Notes
Haystack & f4
-------------
- What problem does Haystack solve? What problem does f4 solve?
- How does Haystack work? How does f4 work?
- what behavior patterns are needed to make Haystack and f4 work well?
- how grounded are these patterns in human behavior?
- What is the relationship between Haystack and f4?
- What are the key technical insights used to build these systems?
- To what degree could these systems be used for other tasks?
We'll meet again at 12:18
What problems do these systems solve?
- high-performance, cheap photo/BLOB storage
How do we make it high performance & cheap?
- in part, take advantage of access patterns (long tail)
- most photos won't be accessed for a long time
- but recent ones will, and once accessed once they'll be accessed a lot
- but people will sometimes just scroll through lots of photos too, so
that should work okay
Before Haystack, how did they store images?
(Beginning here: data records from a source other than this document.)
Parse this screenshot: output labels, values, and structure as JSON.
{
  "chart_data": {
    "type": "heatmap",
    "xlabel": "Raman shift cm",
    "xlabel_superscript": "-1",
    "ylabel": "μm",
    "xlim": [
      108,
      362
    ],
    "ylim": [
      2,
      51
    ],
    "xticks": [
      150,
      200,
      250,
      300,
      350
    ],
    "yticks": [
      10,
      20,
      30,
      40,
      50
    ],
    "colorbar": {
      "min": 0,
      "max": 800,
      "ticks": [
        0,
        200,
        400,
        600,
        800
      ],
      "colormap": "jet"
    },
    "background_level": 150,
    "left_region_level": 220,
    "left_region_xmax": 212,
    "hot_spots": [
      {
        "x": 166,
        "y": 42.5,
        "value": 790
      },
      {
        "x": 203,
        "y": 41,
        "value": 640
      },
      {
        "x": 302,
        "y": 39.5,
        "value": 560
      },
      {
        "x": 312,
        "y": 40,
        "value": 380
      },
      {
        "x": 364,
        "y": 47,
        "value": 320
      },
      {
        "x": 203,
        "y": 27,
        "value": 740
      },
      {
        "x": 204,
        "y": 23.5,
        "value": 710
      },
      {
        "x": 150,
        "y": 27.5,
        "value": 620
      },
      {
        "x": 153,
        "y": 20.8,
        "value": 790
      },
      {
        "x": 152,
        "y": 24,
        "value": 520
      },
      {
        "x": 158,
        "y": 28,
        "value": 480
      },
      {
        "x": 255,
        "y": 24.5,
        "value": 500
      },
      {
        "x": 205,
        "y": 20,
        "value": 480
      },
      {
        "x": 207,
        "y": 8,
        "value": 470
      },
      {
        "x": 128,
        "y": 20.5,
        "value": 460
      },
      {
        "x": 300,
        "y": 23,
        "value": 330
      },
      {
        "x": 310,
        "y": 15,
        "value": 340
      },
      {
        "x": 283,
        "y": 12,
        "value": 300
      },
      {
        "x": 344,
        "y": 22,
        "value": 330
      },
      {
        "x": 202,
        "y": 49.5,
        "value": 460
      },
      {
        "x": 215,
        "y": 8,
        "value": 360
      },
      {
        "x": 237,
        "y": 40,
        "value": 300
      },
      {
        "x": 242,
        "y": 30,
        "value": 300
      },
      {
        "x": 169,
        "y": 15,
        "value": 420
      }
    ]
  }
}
- NFS appliances (NetApp?)
- CDNs
What is a content delivery network (CDN)?
- classically, a way for a web server to offload static assets/cache frequently accessed resources
- with "edge computing" this is changing, puts dynamic data into the CDN
- idea is, if large static assets are served from servers close to clients, it will be faster and will allow the primary web server & database to have less of a load and so can scale better
A big problem for any CDN is where to put data?
- you want the right data to be "near" the right client
- but you can't store all data near every client
- so, you have to predict where data is going to go
- big insight behind Akamai
Facebook was paying too much money using standard CDNs and it wasn't really appropriate for a lot of their workload
- no good for the tail
"long tail" refers to the distribution
- not normal, more power law
- most frequent have most of the area under the curve
- but, low frequency things collectively are a huge chuck of the area
Big idea of Haystack is if we can simplify metadata storage we can optimize data access times
- really, want to get everything we need in one read from disk with no seeks
What's the problem with deleting photos in Haystack?
- marked for deletion, still available until compaction
Facebook needed to fix this, wanted deletes to happen immediately
How does f4 fix this?
- encrypt all data
- delete key to delete data
So why warm storage?
- different tradeoff between cost, performance, and durability
Big insight is that Haystack is expensive
- 3 copies of all data
Can we have fewer copies but still have similar reliability guarantees?
- yes, with erasure codes
Erasure codes encode data in a way that you can recover lost data
- robust to erasure